According to Kelly's complaint, the scheme starts with the lowball estimate. The Stapleton's had to completely rebuild their house for $220,000. But the insurance company only offered them $98,000 because it says the foundation was damaged before Sandy. Kelly says the lower claim was designed to incite litigation.
And then, once in litigation insurance lawyers have a broad menu of tactics to "drag out" the case for years. So far, insurance lawyers have questioned electronic signatures, demanded on-site inspections, and subpoenaed numerous government employees.
"They wanted to take the deposition of one contractor who issued a paid receipt for $500," Kelly says. "How much does that whole process cost relative to what it is they're claiming? Are we going to have more than $55,000 worth of legal fees here to address a $55,000 claim?"

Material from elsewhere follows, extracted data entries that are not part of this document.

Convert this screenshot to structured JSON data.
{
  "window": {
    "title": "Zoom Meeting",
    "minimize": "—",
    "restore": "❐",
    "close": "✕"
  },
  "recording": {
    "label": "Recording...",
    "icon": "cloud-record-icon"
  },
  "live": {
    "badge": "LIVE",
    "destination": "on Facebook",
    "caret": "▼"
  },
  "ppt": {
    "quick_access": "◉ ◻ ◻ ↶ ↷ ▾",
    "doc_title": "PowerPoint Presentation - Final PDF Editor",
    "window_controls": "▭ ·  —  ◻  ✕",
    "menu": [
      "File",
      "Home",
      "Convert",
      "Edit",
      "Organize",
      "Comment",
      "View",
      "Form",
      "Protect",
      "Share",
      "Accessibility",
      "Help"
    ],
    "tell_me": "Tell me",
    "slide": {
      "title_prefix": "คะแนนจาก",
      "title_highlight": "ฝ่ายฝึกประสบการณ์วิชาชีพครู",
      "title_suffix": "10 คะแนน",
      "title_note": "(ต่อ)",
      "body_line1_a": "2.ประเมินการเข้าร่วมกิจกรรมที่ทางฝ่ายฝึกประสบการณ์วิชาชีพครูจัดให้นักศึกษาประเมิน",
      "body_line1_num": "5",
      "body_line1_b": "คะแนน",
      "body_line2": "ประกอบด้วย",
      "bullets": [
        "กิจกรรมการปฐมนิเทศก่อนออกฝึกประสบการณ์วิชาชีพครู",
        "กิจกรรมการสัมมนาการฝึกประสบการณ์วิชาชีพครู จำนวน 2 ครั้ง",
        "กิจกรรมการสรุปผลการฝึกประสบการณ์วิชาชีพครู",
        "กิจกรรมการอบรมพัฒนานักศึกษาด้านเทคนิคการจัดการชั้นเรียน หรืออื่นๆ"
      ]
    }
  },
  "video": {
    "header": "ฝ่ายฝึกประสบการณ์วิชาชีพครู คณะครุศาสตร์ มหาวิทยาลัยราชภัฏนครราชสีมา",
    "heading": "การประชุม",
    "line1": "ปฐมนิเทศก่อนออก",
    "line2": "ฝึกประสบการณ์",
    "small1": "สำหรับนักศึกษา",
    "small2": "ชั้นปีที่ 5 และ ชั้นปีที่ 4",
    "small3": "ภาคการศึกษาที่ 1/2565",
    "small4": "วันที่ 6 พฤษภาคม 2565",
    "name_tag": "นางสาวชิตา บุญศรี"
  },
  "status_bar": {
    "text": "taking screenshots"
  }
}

In court documents, lawyers for insurance companies estimate that legal fees could top $100 million. Federal Magistrate Gary Brown called that number a "really, really big problem" because that would be far more than the disputed amount.
But the insurance companies and their lawyers say they have to spend that much money because they have the fiduciary responsibility to protect tax dollars.
Don Griffin chairs a coalition of flood insurance companies contracted by the NFIP. He told senators in July that insurance companies, their adjustors, and their lawyers are just following FEMA's rules.
"The flood claim's adjustor determines the amount payable on any claim based on very specific guidelines and rules established by the NFIP," he says.
In an interview later, Griffin says sometimes there's good reason for insurance companies to spend more fighting a claim than the claim is worth.
He says, "It may not be as an expensive as a claim as you might think for this time, but the next time it could be tens of thousands or hundreds of thousands of dollars. For other claims that would come, that would be similar."
FEMA has since warned insurance companies to keep legal fees in check and mediate with policy holders. But homeowners like Eileen Stapleton says the mediations are just more opportunity to pad legal bills.
"How many lawyers, how many paralegals — 'I need my assistant, I need the guy who makes the good coffee for me,' — that whole traveling pack of people just cost a small fortune. All of that money that they are wasting on mediation — just because they don't want to pay us?" she says.
FEMA doubts legal fees for Sandy will reach $100 million, but it didn't disagree with the court that it would be cheaper just to pay the disputed claims outright rather than fight them.
In addition to the two RICO lawsuits, homeowners have joined a series of class action suits. Also, New York's attorney general and the Department of Homeland Security's inspector general have ongoing investigations.